В это время за противоположной дверью раздались дикие крики, команды Андрея, выстрелы бумажных пистонов, и в канцелярию вдруг ворвался Федор в халате и ермолке, изображавший турка, Евгеша в кадетском мундирчике, с саблей, в кавалергардской каске; их преследовали Викторушка, Саша и Андрей. При виде Ипполита, сидящего на полу, и нашей группы, Андрей разразился страшными криками.

— Измена! Городские ворота отперты, женщины впущены… расстрелять!!!.. Рас-стре… — он вдруг запнулся, увидев козу.

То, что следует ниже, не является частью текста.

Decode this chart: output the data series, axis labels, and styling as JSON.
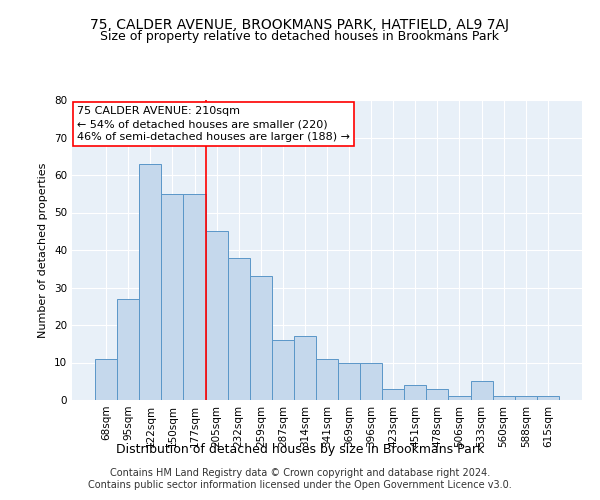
{
  "title1": "75, CALDER AVENUE, BROOKMANS PARK, HATFIELD, AL9 7AJ",
  "title2": "Size of property relative to detached houses in Brookmans Park",
  "xlabel": "Distribution of detached houses by size in Brookmans Park",
  "ylabel": "Number of detached properties",
  "categories": [
    "68sqm",
    "95sqm",
    "122sqm",
    "150sqm",
    "177sqm",
    "205sqm",
    "232sqm",
    "259sqm",
    "287sqm",
    "314sqm",
    "341sqm",
    "369sqm",
    "396sqm",
    "423sqm",
    "451sqm",
    "478sqm",
    "506sqm",
    "533sqm",
    "560sqm",
    "588sqm",
    "615sqm"
  ],
  "values": [
    11,
    27,
    63,
    55,
    55,
    45,
    38,
    33,
    16,
    17,
    11,
    10,
    10,
    3,
    4,
    3,
    1,
    5,
    1,
    1,
    1
  ],
  "bar_color": "#c5d8ec",
  "bar_edge_color": "#5a96c8",
  "vline_index": 5,
  "annotation_text": "75 CALDER AVENUE: 210sqm\n← 54% of detached houses are smaller (220)\n46% of semi-detached houses are larger (188) →",
  "annotation_box_color": "white",
  "annotation_box_edge_color": "red",
  "vline_color": "red",
  "ylim": [
    0,
    80
  ],
  "yticks": [
    0,
    10,
    20,
    30,
    40,
    50,
    60,
    70,
    80
  ],
  "background_color": "#e8f0f8",
  "footer1": "Contains HM Land Registry data © Crown copyright and database right 2024.",
  "footer2": "Contains public sector information licensed under the Open Government Licence v3.0.",
  "title1_fontsize": 10,
  "title2_fontsize": 9,
  "xlabel_fontsize": 9,
  "ylabel_fontsize": 8,
  "tick_fontsize": 7.5,
  "annotation_fontsize": 8,
  "footer_fontsize": 7
}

Тут же, в коридоре, у дверей, все шесть мальчиков разглядывали и тянули друг у друга невиданную игрушку. К моей радости и гордости, больше всех ею восхищался Андрей, и вдруг он обратился ко мне:

— Знаешь что, девочка, я мог бы забрать тебя с нянькой в плен, а козу твою отобрать как военную добычу… да ты не реви, я ведь ее от тебя не отнимаю, а вот — хочешь играть с нами?.. Ага, смеешься? То-то! Нянечка, ступай к себе. Надечка останется с нами… и с козой.

— Нет, батюшка Андрей Александрович, уж этого я никак не могу: изобидите вы Надечку и козочку поломаете.

— Вот выдумала! Надюшка, разве я обижал тебя когда?

И я, забыв все шишки, толчки и обиды, с просиявшим лицом, дрожа при мысли, что няня не оставит меня в таком веселом обществе, бормотала, заикаясь: «Нет, нянечка, нет, милая, оставь; Андрюша никогда не обижает!»

— Не могу, барышня, не могу! Ишь, палок-то у них, и ружья, и сабли… нет, не могу!..

— Нянька, мы в войну не будем играть, хочешь, к тебе в комнату снесем все наши доспехи, там арсенал сделаем? — Андрюша не выпускал из рук рога козочки. — А мы будем играть в Робинзона, там без козы нельзя.

— В Робинзона! В Робинзона!

Все оказались в восторге от новой затеи:

— Мы постелим на пол зеленое сукно с канцелярского стола, это будет лужайка. Надя станет пасти на ней козу, доить и приносить нам молоко. Хочешь, девочка?

— Так-то так, Андрей Александрович, да как же без меня-то барышня?

— Нянечка, — выступил Евгеша, самый любимый из всех моих двоюродных братьев, — я тебе отвечаю за Наденьку, слезинки не будет у нее. Мне-то доверяешь?

— Уж если я сказал, — перебил его Андрюша, — что не трону, так не трону; слово честного солдата, я беру ее под свое покровительство!

— Няня, оставь ее нам, — тянули меня за руки Ипполит и Федя.

— Ну хорошо, хорошо, когда вы, шесть мальчиков, таких больших и умных, обещаете мне не обидеть ребенка, надо же поверить вашей совести; я рада заняться, мало ли у меня делов-то. Только уж, ежели что, сохрани вас Боже, я за Наденьку, знаете, как с вами поступлю… — И няня, еще раз оглядев всех мальчиков, ушла.